Lets check to see if our graph looks as expected. Since we have two sites per unit cell, we should have $4 \times 4 \times 2 = 32$ sites. The coordination number of a hexagonal lattice is 3, so we should have $\frac{32 \times 3}{2} = 48$ edges. Finally we have p6m symmetry, which should give ue $4 \times 4 \times 12 = 192$ symmetry operations.

In [3]:
#Use Netket to find symmetries of the graph
symmetries = graph.automorphisms()

#Check that graph info is correct
print(graph.n_nodes)
print(graph.n_edges)
print(len(symmetries))

32
48
192


Everything looks good! Now we use this graph to define our Hilbert space and Hamiltonian:

In [4]:
# Define the Hilbert space
hi = nk.hilbert.Spin(s=1 / 2, N=graph.n_nodes, total_sz = 0)

#Define the Hamiltonian
ha = nk.operator.Heisenberg(hilbert=hi, graph=graph, sign_rule=True)

Since the Hexagonal lattice is bipartite, we know the phases obey a Marhall-Perels sign rule. Therefore, we can use a real valued NN and just learn the amplitudes of the wavefunction. Furthermore, we know the ground state has total spin 0.

# Defining the GCNN

We can define a GCNN with an arbitrary number of layers and specify the feature dimension of each layer accordingly:

In [5]:
#Feature dimensions of hidden layers, from first to last
feature_dims = [8,8,8,8]

#Number of layers
num_layers = 4

#Define the GCNN 
ma = nk.models.GCNN(symmetries = symmetries, layers = num_layers, features = feature_dims)

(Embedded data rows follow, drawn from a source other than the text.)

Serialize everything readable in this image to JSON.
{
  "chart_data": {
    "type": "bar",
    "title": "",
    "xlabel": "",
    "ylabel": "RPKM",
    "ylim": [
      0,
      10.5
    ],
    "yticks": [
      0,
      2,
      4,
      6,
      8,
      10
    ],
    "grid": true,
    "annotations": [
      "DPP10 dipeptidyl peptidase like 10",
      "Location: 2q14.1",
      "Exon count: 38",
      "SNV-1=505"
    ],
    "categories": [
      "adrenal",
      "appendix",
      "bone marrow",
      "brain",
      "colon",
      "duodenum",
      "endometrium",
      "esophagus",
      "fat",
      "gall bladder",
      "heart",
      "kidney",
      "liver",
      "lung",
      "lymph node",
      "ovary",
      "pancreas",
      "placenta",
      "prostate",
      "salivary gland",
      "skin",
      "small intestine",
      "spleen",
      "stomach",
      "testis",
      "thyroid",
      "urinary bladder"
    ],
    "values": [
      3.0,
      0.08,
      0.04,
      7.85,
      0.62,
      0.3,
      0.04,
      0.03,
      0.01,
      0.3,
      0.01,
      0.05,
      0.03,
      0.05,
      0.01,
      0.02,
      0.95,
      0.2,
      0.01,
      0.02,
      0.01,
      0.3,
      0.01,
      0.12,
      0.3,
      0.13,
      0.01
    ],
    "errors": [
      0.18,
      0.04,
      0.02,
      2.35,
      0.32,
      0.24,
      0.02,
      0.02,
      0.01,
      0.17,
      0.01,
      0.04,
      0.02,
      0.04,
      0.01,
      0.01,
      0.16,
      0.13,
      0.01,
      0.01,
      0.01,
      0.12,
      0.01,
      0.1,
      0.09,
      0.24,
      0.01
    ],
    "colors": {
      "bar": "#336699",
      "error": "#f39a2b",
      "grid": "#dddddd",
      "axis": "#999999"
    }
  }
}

This a G-CNN with four layers, where each hidden layer contains a feature vector of length 8 for each element in p6m. This means that each hidden state has $8 \times 192 = 768$ nodes. That's a huge model. But since we're not symmetry-averaging, we only need to compute one wavefunction for each ${\bf \sigma}. By default GCNN uses a SELU non-linearity, which moves the activations in the direction of zero mean and unit variance.  

# Variational Monte Carlo

In order to perform VMC we need to define a sampler and an optimizer. We sample using Metropolis-Hastings, where our proposals flip two spins. This keeps the total spin at zero. We optimize uzing stochaistic reconfiguration, which uses curvature information to find the best direction of descent.

In [6]:
#Metropois-Hastings with two spins flipped that are at most second nearest neighbors 
sa = nk.sampler.MetropolisExchange(hilbert = hi, graph=graph, d_max=2)

#Stochaistic reconfiguration   
op = nk.optimizer.Sgd(learning_rate=1e-2)
sr = nk.optimizer.SR(diag_shift=0.01)

#Define a variational state so we can keep the parameters if we like
vstate = nk.variational.MCState(sampler=sa, model=ma, n_samples=100)

#Define a driver that performs VMC
gs = nk.driver.VMC(ha, op, sr=sr, variational_state=vstate)

Lets start by running for 100 minibatches. If you're on a CPU this will take ~40 seconds per iteration, on a GPU it will take 1 second per iteration. GPUs are fast! 

In [None]:
#Run the optimization
gs.run(n_iter=100, out=None)

This should get us within a percent of the ground state energy. Two minutes ago I knew nothing about the hexagonal lattice. Now I have access to an accurate ground state wavefunction! For fine tuning we can run with a larger batch size. We can access the batch size via the variational state  

In [None]:
#Change batch size
vstate.n_samples = 1000

#Driver uses new batch size
gs = nk.driver.VMC(ha, op, sr=sr, variational_state=vstate)

#Run for 100 more iterations
gs.run(n_iter = 100,out = None)

This takes about 16 seconds per iteration on the GPU. You will notice that the variance continues to get smaller, giving evidence that we are approaching an eigenstate. After 100 epochs you should have a $E \approx -70.6$ and $\sigma^2 \approx 1$.   

# Checking with ED

These energies seem correct, but it's always good to do a sanity check. The Hilbert space for a $4 \times 4$ lattice is a bit to large to do ED in a reasonable time, so lets do a slightly smaller lattice. The energy/site should be slighty more negative for the small lattice

In [13]:
#Dimensions for smaller graph
small_dimensions = [3,3]

#Define smaller graph 
small_graph = nk.graph.Lattice(basis_vectors=basis_vectors, 
                         atoms_coord = atom_positions, 
                         extent = small_dimensions
                        )

# redefine Hilbert space and Hamiltonian
small_hi = nk.hilbert.Spin(s=1 / 2, N=small_graph.n_nodes, total_sz = 0)

#Define the Hamiltonian
small_ha = nk.operator.Heisenberg(hilbert=small_hi, graph=small_graph)

#Exact Diagonalization
E_gs = nk.exact.lanczos_ed(small_ha, compute_eigenvectors=False)

Lets compare the energies

In [14]:
print(E_gs[0]/18)
print(-70.6/32)

-2.2438146303344157
-2.20625